题外话,你用搜索引擎的时候也可以使用这个格式作为搜索关键词的技巧。:D
8.3、遍历
我们只需要更改请求的搜索页为我们的search_url,以及print和保存的csv文件名。
下面是全部代码1
import requests
from bs4 import BeautifulSoup
url = "https://www.scrapethissite.com/pages/forms/"
# 保留你原有的第1页爬取代码
response = requests.get(url)
html_content = response.text
soup = BeautifulSoup(html_content, "html.parser")
teams = soup.find_all("tr", class_="team")
lines = []
for team in teams:
TeamName = team.find("td", class_="name").text.strip()
Year = team.find("td", class_="year").text.strip()
Wins = team.find("td", class_="wins").text.strip()
Losses = team.find("td", class_="losses").text.strip()
OTLosses = team.find("td", class_="ot-losses").text.strip()
win_td = team.select_one("td.pct.text-success, td.pct.text-danger")
win_pct = win_td.text.strip() if win_td else ""
GoalsFor = team.find("td", class_="gf").text.strip()
GoalsAgainst = team.find("td", class_="ga").text.strip()
diff_td = team.select_one("td.diff.text-success, td.diff.text-danger")
diff = diff_td.text.strip() if diff_td else ""
line = f"{TeamName},{Year},{Wins},{Losses},{OTLosses},{win_pct},{GoalsFor},{GoalsAgainst},{diff}\n"
print(f"已提取队伍:{TeamName}")
lines.append(line)
print(f"提取完成,共 {len(teams)} 个队伍")
with open('hockey_teams_page_1.csv', 'w') as f:
f.write("TeamName,Year,Wins,Losses,OTLosses,Win%,GoalsFor(GF),GoalsAgainst(GA),+/-\n")
f.writelines(lines)
# 新增翻页爬取第2-5页的代码
for page_num in range(2, 6):
# 构造当前页URL
page_url = f"{url}?page={page_num}"
response = requests.get(page_url)
html_content = response.text
soup = BeautifulSoup(html_content, "html.parser")
teams = soup.find_all("tr", class_="team")
lines = []
for team in teams:
TeamName = team.find("td", class_="name").text.strip()
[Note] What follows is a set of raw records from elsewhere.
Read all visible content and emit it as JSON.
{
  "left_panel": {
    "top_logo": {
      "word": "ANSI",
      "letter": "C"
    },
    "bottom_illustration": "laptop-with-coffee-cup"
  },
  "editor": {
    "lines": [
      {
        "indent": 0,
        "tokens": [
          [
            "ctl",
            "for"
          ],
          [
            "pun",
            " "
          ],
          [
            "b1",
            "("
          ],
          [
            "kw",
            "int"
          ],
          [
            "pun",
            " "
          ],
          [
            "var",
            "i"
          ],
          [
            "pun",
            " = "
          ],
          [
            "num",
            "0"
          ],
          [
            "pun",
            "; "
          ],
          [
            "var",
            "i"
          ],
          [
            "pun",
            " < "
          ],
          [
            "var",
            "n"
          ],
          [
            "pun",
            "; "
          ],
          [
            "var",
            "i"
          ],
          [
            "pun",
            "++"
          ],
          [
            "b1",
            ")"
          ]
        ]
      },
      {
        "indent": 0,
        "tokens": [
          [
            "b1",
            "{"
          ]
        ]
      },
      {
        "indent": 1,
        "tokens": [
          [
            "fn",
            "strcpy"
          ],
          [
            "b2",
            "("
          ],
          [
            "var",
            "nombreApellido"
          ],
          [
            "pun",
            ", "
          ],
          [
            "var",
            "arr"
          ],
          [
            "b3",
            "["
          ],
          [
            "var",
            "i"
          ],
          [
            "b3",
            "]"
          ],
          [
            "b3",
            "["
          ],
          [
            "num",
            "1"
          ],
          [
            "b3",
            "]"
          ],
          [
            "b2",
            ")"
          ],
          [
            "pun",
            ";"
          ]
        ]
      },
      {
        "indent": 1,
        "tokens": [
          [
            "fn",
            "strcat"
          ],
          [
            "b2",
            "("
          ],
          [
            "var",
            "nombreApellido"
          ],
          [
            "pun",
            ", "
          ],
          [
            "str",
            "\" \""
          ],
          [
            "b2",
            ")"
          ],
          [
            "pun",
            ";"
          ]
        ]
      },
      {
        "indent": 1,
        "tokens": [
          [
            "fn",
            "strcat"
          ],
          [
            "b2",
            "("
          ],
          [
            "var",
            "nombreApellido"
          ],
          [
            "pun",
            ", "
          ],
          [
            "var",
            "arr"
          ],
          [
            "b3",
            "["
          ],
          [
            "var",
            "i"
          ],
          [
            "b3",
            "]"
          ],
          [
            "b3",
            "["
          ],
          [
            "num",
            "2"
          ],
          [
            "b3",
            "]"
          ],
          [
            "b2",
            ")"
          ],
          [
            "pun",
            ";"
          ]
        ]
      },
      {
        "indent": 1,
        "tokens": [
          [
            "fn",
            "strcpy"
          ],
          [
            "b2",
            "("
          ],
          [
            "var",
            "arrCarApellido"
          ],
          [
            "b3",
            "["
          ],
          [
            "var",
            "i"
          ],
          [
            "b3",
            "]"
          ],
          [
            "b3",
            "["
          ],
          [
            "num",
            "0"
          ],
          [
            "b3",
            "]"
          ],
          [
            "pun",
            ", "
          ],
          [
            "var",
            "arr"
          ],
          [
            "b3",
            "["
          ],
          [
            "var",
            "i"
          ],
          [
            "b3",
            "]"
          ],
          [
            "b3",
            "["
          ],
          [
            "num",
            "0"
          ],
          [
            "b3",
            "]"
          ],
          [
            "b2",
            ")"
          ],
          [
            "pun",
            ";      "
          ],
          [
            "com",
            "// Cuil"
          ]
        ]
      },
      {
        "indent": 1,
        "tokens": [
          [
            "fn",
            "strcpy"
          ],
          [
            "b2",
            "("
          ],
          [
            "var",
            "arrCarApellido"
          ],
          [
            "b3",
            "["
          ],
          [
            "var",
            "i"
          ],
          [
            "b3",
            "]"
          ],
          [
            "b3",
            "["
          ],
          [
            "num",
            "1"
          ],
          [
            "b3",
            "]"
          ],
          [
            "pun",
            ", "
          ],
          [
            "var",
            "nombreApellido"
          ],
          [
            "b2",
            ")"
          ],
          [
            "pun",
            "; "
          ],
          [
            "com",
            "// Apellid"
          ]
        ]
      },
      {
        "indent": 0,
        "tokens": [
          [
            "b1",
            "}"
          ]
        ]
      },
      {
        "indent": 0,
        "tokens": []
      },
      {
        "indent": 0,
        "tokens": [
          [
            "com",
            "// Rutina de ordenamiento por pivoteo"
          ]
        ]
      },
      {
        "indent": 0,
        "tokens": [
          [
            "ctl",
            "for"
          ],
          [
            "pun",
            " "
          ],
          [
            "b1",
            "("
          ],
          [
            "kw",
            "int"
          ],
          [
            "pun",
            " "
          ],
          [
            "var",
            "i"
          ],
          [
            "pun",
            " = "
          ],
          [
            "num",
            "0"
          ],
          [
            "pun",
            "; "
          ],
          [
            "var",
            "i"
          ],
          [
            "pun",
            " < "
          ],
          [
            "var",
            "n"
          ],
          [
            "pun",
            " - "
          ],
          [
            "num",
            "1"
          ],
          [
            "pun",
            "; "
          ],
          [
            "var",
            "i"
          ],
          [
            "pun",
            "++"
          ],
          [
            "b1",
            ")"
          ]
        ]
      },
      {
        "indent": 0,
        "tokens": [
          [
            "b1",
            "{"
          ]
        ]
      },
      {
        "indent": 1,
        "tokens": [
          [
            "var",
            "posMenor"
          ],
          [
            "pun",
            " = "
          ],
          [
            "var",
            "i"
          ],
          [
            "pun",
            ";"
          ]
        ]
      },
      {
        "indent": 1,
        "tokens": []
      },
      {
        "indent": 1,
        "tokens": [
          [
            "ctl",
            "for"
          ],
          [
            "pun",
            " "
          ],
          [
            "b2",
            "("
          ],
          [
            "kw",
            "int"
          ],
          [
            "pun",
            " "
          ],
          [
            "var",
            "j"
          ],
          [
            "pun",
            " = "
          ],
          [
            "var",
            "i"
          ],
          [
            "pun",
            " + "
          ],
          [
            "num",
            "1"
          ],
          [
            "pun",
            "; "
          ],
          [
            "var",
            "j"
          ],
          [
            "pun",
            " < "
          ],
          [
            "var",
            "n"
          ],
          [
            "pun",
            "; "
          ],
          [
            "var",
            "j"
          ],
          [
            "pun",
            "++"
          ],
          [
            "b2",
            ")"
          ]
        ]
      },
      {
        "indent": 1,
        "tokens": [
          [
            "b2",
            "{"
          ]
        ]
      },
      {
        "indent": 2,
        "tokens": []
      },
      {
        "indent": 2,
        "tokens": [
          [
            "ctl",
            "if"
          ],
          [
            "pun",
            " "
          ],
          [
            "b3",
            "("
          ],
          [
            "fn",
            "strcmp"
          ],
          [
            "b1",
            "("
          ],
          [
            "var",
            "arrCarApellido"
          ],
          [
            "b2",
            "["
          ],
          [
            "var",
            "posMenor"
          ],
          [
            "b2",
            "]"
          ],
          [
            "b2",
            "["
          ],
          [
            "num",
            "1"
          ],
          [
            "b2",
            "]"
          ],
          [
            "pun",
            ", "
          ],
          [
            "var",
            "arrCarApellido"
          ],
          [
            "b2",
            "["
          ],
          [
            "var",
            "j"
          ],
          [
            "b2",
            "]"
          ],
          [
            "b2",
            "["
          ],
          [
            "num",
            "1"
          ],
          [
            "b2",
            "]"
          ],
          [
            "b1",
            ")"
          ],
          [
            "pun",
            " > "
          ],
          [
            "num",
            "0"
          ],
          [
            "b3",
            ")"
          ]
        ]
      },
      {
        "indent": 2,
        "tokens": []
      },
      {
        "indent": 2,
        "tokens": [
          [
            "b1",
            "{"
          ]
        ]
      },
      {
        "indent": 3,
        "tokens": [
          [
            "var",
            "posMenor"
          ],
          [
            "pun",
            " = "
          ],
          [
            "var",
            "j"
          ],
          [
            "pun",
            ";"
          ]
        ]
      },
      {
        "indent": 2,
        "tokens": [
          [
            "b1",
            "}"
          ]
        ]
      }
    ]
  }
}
Year = team.find("td", class_="year").text.strip()
Wins = team.find("td", class_="wins").text.strip()
Losses = team.find("td", class_="losses").text.strip()
OTLosses = team.find("td", class_="ot-losses").text.strip()
win_td = team.select_one("td.pct.text-success, td.pct.text-danger")
win_pct = win_td.text.strip() if win_td else ""
GoalsFor = team.find("td", class_="gf").text.strip()
GoalsAgainst = team.find("td", class_="ga").text.strip()
diff_td = team.select_one("td.diff.text-success, td.diff.text-danger")
diff = diff_td.text.strip() if diff_td else ""
line = f"{TeamName},{Year},{Wins},{Losses},{OTLosses},{win_pct},{GoalsFor},{GoalsAgainst},{diff}\n"
print(f"已提取第{page_num}页队伍:{TeamName}")
lines.append(line)
print(f"第{page_num}页提取完成,共 {len(teams)} 个队伍")
# 保存为对应页码的CSV文件
filename = f"hockey_teams_page_{page_num}.csv"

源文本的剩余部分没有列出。